SINGAPORE (Reuters) -Singapore police have ordered Meta to implement anti-scam measures against advertisements, accounts, profiles and business pages impersonating key government office holders on its social media network Facebook to combat scams, a government minister said.
The company could be fined up to S$1 million ($775,698) if it fails to comply as part of the first such order under the nation's new Online Criminal Harms Act, which came into force in February 2024.
"We are issuing (the order)
to Meta because Facebook is the top platform used by scammers for such impersonation scams, and the police has assessed that more decisive action is required to curb these scams," Minister of State for Home Affairs Goh Pei Ming said in a speech on Wednesday.
Meta did not respond immediately to a request for comment.
In August, Singapore's home affairs ministry found that more than a third of all e-commerce scams reported in 2024 were perpetrated on Facebook. It also rated Facebook Marketplace as the weakest among six e-commerce marketplaces in terms of anti-scam features deployed.

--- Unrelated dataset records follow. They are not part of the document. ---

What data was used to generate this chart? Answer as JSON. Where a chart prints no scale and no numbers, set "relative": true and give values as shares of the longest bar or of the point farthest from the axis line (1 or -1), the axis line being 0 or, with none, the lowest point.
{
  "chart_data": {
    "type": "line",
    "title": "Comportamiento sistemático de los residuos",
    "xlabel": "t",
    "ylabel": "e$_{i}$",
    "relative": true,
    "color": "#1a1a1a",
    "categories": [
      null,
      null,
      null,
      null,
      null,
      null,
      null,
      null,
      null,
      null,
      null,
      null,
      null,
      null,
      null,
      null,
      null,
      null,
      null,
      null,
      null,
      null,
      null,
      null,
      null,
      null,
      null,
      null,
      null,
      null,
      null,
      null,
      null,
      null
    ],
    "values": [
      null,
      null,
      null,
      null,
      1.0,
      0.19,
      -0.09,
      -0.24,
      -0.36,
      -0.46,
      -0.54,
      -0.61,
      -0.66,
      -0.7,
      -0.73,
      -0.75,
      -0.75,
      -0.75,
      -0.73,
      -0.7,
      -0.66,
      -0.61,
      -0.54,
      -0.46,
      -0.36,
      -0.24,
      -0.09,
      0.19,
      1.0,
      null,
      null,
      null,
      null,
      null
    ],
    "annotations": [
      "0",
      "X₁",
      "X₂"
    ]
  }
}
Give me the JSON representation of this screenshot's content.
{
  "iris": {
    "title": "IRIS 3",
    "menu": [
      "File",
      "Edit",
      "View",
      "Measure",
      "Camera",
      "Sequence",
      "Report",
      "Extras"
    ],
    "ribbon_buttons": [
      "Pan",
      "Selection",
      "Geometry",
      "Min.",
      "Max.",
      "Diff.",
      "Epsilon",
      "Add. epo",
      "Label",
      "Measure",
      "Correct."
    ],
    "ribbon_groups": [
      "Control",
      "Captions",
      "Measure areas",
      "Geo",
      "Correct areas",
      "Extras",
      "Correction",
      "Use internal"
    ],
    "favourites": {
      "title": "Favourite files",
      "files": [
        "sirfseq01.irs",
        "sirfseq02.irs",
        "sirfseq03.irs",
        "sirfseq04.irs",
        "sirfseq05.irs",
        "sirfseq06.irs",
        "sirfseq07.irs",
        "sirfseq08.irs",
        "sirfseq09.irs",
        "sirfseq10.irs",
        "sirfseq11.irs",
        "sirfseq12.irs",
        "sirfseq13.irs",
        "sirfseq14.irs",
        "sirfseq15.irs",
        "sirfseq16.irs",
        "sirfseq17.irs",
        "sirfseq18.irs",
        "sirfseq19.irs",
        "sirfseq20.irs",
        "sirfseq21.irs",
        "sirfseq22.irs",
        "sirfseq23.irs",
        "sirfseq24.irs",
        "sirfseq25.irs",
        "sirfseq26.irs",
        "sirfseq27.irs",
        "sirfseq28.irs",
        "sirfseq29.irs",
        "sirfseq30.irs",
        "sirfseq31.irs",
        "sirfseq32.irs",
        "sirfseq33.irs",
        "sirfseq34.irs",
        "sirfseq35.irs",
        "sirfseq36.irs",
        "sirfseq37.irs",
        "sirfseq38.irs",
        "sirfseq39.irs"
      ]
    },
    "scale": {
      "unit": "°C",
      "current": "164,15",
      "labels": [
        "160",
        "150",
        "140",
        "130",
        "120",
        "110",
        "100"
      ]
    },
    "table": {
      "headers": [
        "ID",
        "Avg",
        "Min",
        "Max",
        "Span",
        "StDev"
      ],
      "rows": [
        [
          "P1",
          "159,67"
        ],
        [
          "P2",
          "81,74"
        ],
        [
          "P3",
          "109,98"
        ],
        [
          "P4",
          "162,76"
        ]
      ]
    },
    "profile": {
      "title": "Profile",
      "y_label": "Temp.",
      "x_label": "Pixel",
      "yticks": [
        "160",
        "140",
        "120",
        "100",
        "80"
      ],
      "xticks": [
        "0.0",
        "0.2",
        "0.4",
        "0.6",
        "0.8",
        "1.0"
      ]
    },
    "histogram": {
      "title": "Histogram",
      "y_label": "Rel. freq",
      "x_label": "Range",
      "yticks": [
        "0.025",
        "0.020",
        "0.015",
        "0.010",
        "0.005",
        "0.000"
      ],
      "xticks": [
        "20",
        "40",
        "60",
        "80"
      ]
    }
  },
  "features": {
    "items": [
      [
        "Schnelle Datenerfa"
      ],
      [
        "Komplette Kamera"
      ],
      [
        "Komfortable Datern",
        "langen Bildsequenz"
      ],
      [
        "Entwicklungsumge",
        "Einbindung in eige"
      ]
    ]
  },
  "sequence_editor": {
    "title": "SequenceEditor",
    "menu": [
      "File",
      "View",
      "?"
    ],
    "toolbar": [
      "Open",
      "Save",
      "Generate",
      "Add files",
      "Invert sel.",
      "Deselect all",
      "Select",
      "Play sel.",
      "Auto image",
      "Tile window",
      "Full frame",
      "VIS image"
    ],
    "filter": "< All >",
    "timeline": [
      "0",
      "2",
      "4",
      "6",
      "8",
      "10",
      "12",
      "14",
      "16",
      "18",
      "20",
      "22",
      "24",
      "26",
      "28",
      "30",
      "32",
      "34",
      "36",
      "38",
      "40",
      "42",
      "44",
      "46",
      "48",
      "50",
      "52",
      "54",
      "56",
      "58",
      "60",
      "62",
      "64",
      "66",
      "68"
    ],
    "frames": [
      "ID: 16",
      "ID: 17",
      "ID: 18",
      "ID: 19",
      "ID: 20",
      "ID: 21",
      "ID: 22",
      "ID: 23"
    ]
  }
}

Police statistics released in August showed that scams that involved the impersonation of government officials almost tripled to 1,762 cases in the first half of 2025, from 589 cases in the same period a year ago. A total of S$126.5 million was lost to this type of scam in the same period, up 88% from the S$67.2 million lost a year ago.
The home affairs ministry acknowledged Facebook Marketplace has required "enhanced user verification measures" for select sellers in Singapore since 2024, and that it introduced in-product safety notices, as well as anti-scam notices within its messaging functions to warn users of the risk of e-commerce scams.
Those measures were deployed after earlier criticism by the government over the company's failure to put in place safeguards that protect users from scams.
In February 2024, then-Minister of State for Home Affairs Sun Xueling said that the company had "consistently pushed back" against the ministry's recommendations to implement measures, such as verifying users against government-issued identification or offering secured payment options to combat e-commerce scams on the platform.